Most of the buyers of luxury properties are wealthy Vietnamese, but overseas buyers are also important, McGregor adds. “The legal requirement is that 70 percent of units in residential projects are sold to Vietnamese, but there is also a lot of interest from Hong Kong, Taiwan, Korea, Japan and Singapore. However, Hong Kong is by far the largest overseas luxury market for Vietnam; there are as many buyers from Hong Kong as all other nationalities combined.”
Pricing in the Vietnamese luxury residential sector has increased sharply in recent years, says McGregor. “The most expensive apartments in Thu Theim, a district which is being developed as the Pudong of Ho Chi Minh City, will sell for $10,000 per square meter, compared with $3,000-$3,500 three years ago.”
In the short term, the covid-19 pandemic is making Indian luxury residential buyers rethink their priorities. In the long term, India’s wealth-generating capacity will lift the sector.
There is only a handful of developers building luxury residential in India at scale, although every city has a number of niche players. Big players include DLF, which has partnered with Singapore sovereign fund GIC Private, Macrotech and Oberoi.
Shobhit Agarwal, managing director and chief executive of Anarock Capital, says the pandemic has changed the way wealthy Indians view real estate and this has sparked a change in the market. “Before the pandemic, wealthy Indians did not spend too much time in their homes, due to traveling for business and holidays,” he says. “After several months living and working inside their homes, they have new requirements for more space, and in particular more amenities.
“A family might live in an apartment block which does not offer much in the way of facilities, but this did not matter as people used their clubs for leisure and exercise. Now there is a demand to have more of these facilities on site.”

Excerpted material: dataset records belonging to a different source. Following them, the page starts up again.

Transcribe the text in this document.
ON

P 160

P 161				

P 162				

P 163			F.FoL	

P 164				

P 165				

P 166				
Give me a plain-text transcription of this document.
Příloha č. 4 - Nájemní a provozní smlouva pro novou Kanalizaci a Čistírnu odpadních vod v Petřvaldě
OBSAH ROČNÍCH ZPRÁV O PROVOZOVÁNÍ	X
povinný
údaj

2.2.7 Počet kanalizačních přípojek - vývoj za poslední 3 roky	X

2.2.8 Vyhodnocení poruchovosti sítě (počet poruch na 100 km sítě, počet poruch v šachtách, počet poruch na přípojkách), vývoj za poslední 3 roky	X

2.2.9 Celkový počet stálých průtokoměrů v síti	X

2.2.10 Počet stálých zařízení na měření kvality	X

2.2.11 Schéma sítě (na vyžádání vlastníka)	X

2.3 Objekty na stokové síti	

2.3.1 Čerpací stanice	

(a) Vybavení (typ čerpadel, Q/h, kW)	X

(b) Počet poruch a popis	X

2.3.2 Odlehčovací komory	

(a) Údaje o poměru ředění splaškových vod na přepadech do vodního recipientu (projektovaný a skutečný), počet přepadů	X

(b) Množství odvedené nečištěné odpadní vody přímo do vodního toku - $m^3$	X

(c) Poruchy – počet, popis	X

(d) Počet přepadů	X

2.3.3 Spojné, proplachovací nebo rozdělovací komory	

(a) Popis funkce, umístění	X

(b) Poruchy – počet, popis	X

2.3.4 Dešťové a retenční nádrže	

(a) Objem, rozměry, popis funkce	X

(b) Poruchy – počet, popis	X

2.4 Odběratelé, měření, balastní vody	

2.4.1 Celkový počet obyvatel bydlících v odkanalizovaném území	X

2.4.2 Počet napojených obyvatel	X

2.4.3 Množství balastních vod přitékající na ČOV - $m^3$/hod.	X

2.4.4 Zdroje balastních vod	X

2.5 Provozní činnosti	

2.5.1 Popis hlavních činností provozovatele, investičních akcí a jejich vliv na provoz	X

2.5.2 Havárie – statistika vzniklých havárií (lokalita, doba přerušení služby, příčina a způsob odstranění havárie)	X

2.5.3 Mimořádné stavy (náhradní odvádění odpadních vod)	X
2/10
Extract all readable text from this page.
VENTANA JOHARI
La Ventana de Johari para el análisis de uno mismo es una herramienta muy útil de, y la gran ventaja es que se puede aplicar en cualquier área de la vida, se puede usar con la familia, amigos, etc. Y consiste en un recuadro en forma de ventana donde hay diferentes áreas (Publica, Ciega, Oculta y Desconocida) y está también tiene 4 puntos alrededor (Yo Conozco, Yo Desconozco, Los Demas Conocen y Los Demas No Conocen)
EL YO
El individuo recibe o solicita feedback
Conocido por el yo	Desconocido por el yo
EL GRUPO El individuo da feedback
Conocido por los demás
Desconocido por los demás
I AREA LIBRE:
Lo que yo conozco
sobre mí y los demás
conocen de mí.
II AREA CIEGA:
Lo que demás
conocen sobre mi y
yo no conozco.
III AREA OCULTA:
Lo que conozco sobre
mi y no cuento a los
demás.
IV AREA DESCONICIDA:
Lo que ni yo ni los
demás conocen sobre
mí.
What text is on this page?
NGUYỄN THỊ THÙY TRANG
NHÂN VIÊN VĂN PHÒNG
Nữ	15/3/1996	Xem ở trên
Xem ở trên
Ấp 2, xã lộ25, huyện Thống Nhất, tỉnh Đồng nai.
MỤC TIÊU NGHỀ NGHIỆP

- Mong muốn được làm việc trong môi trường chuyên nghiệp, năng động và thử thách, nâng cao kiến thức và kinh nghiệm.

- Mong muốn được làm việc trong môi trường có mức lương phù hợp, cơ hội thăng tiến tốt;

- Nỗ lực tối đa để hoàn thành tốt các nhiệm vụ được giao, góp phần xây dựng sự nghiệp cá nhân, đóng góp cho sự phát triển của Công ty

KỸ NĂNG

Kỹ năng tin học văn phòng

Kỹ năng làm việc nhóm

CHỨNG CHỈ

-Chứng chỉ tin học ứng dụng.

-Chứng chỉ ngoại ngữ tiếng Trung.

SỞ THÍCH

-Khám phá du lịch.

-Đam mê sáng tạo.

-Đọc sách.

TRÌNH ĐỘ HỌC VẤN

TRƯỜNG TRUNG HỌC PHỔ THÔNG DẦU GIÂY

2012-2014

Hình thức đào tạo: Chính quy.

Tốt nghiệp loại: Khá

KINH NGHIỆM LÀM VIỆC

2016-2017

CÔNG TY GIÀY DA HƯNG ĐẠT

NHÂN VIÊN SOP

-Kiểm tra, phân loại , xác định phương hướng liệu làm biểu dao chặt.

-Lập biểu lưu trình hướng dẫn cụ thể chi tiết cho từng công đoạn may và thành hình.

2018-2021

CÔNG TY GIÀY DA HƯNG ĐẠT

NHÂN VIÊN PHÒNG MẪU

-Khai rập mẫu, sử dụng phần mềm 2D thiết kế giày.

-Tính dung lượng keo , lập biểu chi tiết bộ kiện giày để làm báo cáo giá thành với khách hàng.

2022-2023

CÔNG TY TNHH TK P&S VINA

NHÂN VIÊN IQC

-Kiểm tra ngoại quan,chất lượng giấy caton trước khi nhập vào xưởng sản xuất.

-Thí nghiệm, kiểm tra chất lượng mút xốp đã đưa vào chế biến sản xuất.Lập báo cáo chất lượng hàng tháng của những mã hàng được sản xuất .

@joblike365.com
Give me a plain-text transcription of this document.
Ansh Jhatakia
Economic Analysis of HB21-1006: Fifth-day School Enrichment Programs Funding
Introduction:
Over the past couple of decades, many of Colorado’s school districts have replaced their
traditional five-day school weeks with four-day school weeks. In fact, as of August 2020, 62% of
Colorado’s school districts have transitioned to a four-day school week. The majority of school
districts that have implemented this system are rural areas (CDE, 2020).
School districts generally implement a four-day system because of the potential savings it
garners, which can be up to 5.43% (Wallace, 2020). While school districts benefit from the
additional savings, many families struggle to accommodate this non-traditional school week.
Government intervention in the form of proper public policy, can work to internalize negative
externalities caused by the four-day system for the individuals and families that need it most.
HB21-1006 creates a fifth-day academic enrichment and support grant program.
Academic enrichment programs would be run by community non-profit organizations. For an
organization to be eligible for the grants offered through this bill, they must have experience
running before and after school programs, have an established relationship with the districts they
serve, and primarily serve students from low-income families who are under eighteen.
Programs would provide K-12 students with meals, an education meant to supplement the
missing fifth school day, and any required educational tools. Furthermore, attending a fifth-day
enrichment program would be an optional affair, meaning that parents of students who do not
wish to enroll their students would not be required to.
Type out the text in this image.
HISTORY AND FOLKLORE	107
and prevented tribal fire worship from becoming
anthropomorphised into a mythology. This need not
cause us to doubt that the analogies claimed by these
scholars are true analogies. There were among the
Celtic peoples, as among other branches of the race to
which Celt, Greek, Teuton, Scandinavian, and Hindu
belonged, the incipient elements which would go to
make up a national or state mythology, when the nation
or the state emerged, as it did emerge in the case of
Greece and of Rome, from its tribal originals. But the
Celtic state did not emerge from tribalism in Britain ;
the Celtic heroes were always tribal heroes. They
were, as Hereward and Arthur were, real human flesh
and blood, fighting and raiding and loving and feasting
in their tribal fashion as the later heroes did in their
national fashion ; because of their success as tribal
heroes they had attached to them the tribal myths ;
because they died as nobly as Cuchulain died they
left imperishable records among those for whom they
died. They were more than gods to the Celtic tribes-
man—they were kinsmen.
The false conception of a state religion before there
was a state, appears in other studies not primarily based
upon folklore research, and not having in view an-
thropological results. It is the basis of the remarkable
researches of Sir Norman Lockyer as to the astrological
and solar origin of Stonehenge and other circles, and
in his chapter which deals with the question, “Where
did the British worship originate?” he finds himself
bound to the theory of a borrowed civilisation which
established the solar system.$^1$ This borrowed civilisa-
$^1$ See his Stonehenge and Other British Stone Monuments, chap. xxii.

Agarwal also sees demand for these facilities filtering down towards the mid-market as people look for amenities close to where they live. Overall, in every level of the Indian property market, people are looking for more space.
In the longer term, demand for luxury property in India will be driven by the creation of new wealth, Agarwal says. “India is creating new tech unicorns at a remarkable rate, and these billion-dollar companies create billionaires. At the moment, China is ahead of India in terms of the number of billionaires, but India’s tech firms will produce more over the long term.”
These new billionaires and their employees will keep driving demand for luxury real estate in India, he predicts.